Spawning a new process with an asyncio loop from within the asyncio loop running in the current process

Question:

I’m a little confused about the interaction between multiprocessing and asyncio. My goal is to be able to spawn async processes from other async processes. Here is a small example:

import asyncio
from multiprocessing import Process


async def sleep_n(n):
    await asyncio.sleep(n)


def async_sleep(n):
    # This does not work
    #   
    # loop = asyncio.get_event_loop()
    # loop.run_until_complete(sleep_n(n))

    # This works
    asyncio.run(sleep_n(n))


async def spawn_another():
    await asyncio.sleep(0.2)
    p = Process(target=async_sleep, args=(5,))
    p.start()
    p.join()


def spawn():
    # This does not work
    # loop = asyncio.get_event_loop()
    # loop.run_until_complete(spawn_another())

    # This works
    asyncio.run(spawn_another())


def doit():
    p = Process(target=spawn)
    p.start()
    p.join()


if __name__ == '__main__':
    doit()

If I replace asyncio.run with get_event_loop().run_until_complete, I get the following error: "The event loop is already running". This is raised from loop.run_until_complete(sleep_n(n)). What’s the difference between these two?

(NB: the reason I care about this is, if it makes a difference in the proposed remedy, is because in my actual code the thing I’m running in async is a grpc.aio client which apparently requires me to use run_until_complete or otherwise I get an error about a Future that’s attached to a different event loop. That said, this is just an aside and not really material to the question above.)

Asked By: danben

||

Answers:

I think I’ve pinned it down. Its an issue with how multiprocessing works on Linux vs Windows/MacOS

From the docs:

Contexts and start methods

Depending on the platform, multiprocessing supports three ways to
start a process. These start methods are

  • spawn

    The parent process starts a fresh Python interpreter process. The child process will only inherit those resources necessary to run
    the process object’s run() method.
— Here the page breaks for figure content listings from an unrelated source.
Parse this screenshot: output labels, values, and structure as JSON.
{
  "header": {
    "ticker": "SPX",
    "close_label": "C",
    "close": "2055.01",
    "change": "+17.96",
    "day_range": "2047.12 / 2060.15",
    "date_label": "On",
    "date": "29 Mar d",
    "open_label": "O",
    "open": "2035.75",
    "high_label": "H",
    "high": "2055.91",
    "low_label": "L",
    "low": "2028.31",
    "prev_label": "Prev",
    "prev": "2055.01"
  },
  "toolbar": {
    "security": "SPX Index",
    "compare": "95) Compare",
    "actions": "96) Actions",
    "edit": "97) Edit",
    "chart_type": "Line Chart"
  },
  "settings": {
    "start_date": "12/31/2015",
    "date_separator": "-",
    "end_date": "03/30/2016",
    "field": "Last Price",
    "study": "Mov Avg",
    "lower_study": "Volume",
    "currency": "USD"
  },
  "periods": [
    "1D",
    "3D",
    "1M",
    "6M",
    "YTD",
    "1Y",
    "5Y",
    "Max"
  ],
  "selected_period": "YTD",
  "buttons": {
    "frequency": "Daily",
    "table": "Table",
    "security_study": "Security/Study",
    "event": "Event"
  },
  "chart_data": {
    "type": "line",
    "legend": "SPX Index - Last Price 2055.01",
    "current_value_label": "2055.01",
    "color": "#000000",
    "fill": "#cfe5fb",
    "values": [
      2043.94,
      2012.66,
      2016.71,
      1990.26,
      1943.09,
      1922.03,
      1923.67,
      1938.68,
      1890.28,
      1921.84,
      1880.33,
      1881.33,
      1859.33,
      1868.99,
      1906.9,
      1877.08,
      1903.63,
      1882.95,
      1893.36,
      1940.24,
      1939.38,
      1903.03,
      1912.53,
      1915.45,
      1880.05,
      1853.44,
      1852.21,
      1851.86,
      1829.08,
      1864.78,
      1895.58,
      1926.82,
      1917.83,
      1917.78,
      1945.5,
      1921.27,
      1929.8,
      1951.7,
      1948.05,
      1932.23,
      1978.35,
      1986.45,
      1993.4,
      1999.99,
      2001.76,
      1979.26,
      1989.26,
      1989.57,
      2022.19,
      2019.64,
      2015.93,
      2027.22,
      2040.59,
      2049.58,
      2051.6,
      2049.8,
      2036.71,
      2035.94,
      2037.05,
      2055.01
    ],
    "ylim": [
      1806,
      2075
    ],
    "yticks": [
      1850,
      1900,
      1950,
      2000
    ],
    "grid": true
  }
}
In particular, unnecessary file
    descriptors and handles from the parent process will not be inherited.
    Starting a process using this method is rather slow compared to using
    fork or forkserver.

    Available on Unix and Windows. The default on Windows and macOS.

  • fork

    The parent process uses os.fork() to fork the Python interpreter. The child process, when it begins, is effectively
    identical to the parent process. All resources of the parent are
    inherited by the child process. Note that safely forking a
    multithreaded process is problematic.

    Available on Unix only. The default on Unix.

  • forkserver

    When the program starts and selects the forkserver start method, a server process is started. From then on, whenever a new
    process is needed, the parent process connects to the server and
    requests that it fork a new process. The fork server process is single
    threaded so it is safe for it to use os.fork(). No unnecessary
    resources are inherited.

    Available on Unix platforms which support passing file descriptors over Unix pipes.

So this works on MacOS and Windows because the default is spawn, versus it fails on Linux where the default is fork. Because we’re using fork, the entire set of data is being mapped, meaning that we’re sharing the existing already instantiated local event loop in the new process. That’s why the event loop states that it is already be running (and asyncio is by design non-re-entrant).

To get around this you can set the mode to spawn manually in the main. When we use this mode, the interpreter will be newly invoked, meaning that there will be no existing event loop to conflict on.

if __name__ == '__main__':
    import multiprocessing as mp
    mp.set_start_method('spawn')
    doit()
Answered By: flakes